Liebe Leserinnen und Leser,

Foto: Peter Weidemann In: Pfarrbriefservice
heute hören wir im Evangelium von der Verklärung Jesu.
Verklärung – ein theologischer Begriff. Umgangssprachlich meinen wir damit, dass etwas Schwieriges beschönigt wird.
Das ist jedoch hier nicht gemeint.
Das Evangelium beschreibt eine Verwandlung, die Sonne auf Jesu Gesicht, seine Kleider blendend weiß.
Verklärung ist kein Dauerzustand, bleibt aber unvergessen. So weist diese Erfahrung nicht nur für den Augenblick über das rein Irdische und Menschliche hinaus. Es trägt auch durch den Alltag. Ein Stück vom Himmel.

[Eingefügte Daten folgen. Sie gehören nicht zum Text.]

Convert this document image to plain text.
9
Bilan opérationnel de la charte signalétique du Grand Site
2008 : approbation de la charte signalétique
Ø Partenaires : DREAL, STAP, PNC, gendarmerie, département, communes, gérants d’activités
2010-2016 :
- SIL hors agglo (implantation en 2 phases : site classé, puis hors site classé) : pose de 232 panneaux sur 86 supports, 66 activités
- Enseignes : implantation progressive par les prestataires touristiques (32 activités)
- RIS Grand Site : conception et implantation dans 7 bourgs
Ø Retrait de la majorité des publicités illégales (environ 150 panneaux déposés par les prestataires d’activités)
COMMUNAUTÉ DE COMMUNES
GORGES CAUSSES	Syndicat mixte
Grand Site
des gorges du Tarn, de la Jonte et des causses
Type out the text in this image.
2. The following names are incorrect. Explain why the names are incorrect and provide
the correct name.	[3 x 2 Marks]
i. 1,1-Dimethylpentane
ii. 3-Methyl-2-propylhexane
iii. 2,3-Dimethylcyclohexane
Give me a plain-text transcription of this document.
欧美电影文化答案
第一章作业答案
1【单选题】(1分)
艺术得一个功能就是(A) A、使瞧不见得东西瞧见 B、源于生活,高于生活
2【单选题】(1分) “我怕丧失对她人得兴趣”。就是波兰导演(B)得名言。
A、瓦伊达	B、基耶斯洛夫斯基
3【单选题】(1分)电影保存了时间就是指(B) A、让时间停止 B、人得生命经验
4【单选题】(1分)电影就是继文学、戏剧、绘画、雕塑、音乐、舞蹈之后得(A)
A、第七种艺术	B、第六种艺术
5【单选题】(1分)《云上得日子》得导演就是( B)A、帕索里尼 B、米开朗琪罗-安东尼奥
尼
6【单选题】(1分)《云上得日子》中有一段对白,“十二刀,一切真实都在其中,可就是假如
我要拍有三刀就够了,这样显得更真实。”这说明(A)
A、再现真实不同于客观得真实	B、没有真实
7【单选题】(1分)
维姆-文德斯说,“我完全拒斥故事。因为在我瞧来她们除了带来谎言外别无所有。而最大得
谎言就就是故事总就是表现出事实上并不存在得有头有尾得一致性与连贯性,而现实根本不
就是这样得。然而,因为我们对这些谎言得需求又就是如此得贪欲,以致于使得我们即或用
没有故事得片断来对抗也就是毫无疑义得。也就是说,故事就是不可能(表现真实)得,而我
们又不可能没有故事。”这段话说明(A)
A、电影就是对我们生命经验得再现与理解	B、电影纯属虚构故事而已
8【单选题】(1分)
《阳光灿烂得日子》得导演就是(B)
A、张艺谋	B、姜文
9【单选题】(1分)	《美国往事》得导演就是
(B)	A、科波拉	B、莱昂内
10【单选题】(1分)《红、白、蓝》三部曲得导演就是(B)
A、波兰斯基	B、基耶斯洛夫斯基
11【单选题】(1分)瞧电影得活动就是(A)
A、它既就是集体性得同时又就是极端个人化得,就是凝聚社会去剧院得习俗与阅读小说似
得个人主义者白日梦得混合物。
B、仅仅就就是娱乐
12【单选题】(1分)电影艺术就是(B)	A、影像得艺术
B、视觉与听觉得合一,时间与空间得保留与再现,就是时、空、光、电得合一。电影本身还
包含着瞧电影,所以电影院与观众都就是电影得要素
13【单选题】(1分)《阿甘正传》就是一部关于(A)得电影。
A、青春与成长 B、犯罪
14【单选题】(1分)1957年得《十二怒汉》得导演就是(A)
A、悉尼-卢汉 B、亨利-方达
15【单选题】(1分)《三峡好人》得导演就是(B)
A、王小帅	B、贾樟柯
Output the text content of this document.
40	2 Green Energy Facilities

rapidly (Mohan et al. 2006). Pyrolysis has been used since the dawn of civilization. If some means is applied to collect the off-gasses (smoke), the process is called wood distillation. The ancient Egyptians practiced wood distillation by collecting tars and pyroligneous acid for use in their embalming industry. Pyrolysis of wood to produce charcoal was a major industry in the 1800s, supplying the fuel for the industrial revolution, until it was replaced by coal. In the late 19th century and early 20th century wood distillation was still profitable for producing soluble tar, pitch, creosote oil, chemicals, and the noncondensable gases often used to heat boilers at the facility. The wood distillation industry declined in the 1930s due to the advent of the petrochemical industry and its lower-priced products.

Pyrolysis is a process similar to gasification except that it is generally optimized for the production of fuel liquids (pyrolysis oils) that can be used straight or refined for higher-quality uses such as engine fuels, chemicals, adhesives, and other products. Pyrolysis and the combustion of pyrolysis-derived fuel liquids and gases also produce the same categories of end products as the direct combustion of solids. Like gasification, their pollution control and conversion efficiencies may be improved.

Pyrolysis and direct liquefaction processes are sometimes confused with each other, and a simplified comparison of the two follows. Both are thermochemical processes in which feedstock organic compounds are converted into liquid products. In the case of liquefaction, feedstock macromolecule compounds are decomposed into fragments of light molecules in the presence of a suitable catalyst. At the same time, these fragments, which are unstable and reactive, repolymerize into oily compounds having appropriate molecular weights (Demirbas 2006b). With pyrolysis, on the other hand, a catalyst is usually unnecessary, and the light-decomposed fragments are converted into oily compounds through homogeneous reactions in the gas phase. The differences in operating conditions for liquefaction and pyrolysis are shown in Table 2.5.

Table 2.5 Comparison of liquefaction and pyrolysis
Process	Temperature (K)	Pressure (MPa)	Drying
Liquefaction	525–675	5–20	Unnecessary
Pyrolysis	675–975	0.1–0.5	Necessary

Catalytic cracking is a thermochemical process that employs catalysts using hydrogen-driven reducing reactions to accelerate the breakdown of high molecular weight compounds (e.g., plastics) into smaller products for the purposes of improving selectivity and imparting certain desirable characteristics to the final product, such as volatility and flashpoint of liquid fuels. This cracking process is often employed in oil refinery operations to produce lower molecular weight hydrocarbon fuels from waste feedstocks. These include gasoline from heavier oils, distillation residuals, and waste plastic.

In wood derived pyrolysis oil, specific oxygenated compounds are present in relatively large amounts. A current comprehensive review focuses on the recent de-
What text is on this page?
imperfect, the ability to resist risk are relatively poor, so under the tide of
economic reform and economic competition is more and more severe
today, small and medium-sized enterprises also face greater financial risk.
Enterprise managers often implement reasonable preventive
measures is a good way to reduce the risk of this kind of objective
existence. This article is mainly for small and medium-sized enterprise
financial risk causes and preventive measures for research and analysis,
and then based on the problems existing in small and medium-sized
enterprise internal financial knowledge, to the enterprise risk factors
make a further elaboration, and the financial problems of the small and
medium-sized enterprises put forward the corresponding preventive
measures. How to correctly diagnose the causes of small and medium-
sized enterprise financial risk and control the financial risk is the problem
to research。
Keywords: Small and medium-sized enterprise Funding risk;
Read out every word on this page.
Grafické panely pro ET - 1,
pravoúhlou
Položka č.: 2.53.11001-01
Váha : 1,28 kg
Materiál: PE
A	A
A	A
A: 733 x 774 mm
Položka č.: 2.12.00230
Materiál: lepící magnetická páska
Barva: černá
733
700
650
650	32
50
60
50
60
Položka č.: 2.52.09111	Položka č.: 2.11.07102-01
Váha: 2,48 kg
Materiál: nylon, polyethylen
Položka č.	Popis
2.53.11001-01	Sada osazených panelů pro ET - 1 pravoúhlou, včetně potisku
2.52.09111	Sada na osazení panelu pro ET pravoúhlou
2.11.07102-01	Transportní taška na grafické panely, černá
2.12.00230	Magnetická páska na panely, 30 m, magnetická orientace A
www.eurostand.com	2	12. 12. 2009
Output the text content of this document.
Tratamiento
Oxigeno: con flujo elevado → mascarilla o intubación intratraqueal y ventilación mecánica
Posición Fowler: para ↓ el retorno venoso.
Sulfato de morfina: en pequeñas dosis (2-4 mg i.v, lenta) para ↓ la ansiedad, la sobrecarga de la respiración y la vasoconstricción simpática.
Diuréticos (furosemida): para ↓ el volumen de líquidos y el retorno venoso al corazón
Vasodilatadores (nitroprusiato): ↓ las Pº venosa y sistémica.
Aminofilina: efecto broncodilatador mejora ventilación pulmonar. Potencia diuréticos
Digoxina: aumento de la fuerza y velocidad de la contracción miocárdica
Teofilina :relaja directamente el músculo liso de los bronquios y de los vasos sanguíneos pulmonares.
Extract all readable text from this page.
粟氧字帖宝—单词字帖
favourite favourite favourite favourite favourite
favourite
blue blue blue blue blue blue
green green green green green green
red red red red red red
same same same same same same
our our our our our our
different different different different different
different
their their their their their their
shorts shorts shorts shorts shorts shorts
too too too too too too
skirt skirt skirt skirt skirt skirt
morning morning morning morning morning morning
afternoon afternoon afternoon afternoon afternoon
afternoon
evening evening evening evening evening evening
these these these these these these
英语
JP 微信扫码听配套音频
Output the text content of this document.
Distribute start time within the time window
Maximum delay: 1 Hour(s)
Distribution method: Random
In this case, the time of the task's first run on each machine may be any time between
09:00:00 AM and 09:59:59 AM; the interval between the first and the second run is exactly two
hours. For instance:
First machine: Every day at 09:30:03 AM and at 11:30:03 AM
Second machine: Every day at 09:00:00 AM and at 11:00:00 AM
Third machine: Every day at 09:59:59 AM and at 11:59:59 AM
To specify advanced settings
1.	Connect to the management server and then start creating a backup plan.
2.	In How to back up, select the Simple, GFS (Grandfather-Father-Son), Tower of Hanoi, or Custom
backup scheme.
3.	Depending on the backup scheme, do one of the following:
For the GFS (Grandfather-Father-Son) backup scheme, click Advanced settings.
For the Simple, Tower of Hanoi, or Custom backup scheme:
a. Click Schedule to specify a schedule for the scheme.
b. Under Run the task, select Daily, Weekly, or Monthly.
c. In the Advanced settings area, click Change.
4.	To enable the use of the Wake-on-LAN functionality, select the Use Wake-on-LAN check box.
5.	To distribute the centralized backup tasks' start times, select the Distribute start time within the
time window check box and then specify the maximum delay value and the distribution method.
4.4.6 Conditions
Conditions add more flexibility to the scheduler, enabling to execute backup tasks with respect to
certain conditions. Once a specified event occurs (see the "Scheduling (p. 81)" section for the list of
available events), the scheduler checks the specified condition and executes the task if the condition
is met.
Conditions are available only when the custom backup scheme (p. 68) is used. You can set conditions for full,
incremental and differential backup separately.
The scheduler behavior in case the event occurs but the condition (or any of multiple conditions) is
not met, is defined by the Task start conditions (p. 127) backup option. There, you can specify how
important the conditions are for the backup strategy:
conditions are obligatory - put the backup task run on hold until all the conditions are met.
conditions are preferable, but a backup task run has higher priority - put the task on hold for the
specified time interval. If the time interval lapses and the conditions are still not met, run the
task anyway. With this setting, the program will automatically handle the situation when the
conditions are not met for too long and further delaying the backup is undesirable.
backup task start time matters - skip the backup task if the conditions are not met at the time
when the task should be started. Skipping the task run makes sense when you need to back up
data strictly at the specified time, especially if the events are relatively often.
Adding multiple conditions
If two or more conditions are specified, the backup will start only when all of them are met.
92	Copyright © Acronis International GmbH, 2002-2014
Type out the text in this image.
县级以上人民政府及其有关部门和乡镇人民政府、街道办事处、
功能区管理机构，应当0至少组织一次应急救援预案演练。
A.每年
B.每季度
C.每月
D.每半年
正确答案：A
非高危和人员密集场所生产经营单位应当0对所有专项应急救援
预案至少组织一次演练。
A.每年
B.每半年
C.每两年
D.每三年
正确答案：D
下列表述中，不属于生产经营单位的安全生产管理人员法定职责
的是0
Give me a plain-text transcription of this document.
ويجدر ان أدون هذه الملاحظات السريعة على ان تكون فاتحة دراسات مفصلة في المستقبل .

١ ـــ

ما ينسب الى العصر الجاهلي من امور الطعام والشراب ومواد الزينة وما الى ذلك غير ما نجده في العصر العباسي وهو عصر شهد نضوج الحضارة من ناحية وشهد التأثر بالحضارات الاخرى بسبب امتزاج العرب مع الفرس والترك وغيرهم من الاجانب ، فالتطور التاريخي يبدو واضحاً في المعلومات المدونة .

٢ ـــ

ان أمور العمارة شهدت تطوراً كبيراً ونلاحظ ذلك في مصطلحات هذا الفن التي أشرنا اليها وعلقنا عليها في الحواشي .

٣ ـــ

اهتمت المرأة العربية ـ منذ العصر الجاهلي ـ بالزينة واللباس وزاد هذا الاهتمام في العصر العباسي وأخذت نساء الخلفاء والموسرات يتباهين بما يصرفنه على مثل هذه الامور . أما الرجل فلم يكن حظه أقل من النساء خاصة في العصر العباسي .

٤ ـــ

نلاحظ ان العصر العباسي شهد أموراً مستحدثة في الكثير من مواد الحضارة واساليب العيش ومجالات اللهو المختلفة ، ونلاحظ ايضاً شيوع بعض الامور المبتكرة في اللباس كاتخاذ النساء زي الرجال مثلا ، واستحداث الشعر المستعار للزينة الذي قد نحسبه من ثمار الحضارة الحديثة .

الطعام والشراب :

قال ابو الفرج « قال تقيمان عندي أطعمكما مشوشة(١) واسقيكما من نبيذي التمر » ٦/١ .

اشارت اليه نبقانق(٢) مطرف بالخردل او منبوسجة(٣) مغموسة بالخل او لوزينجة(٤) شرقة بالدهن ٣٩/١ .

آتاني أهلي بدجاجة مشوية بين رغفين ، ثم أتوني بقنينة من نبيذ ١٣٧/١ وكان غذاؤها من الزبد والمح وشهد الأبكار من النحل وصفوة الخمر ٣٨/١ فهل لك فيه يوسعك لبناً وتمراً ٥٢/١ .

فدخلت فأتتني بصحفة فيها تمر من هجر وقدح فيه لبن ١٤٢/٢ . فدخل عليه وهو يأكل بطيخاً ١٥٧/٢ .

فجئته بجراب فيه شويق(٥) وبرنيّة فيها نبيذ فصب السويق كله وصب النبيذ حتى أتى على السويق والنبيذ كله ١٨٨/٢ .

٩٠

Die Menschen der ersten christlichen Gemeinden, für die diese Texte geschrieben wurden, lebten in Zweifel: Zweifel an Gott, Zweifel an Jesus Christus, Zweifel an sich selbst. `Lohnt sich das alles? Ist das nicht vielleicht doch alles Quatsch? Ich bin es leid.`
Auch die Jünger im heutigen Evangelium haben es nicht leicht. Wohl deshalb wollen sie diesen himmlischen Moment festhalten, wollen Hütten bauen, innehalten. Mose, Elija und Jesus sollen einfach bleiben.
Dann ist alles auch schon wieder vorbei.
Doch die Antwort auf ihre Zweifel, und damit auch auf unsere Zweifel, bleibt: `Dieser ist mein auserwählter Sohn, auf ihn sollt ihr hören.´
Ja, es lohnt sich! Vertrau auf Gott!

Lassen auch wir uns bestärken. Von der Verheißung, die uns Generationen überliefert haben. Vom gelebten Glauben der anderen. In der Hoffnung, dass sich bei uns alles verklärt und dann alles klar ist, für heute und für die Ewigkeit.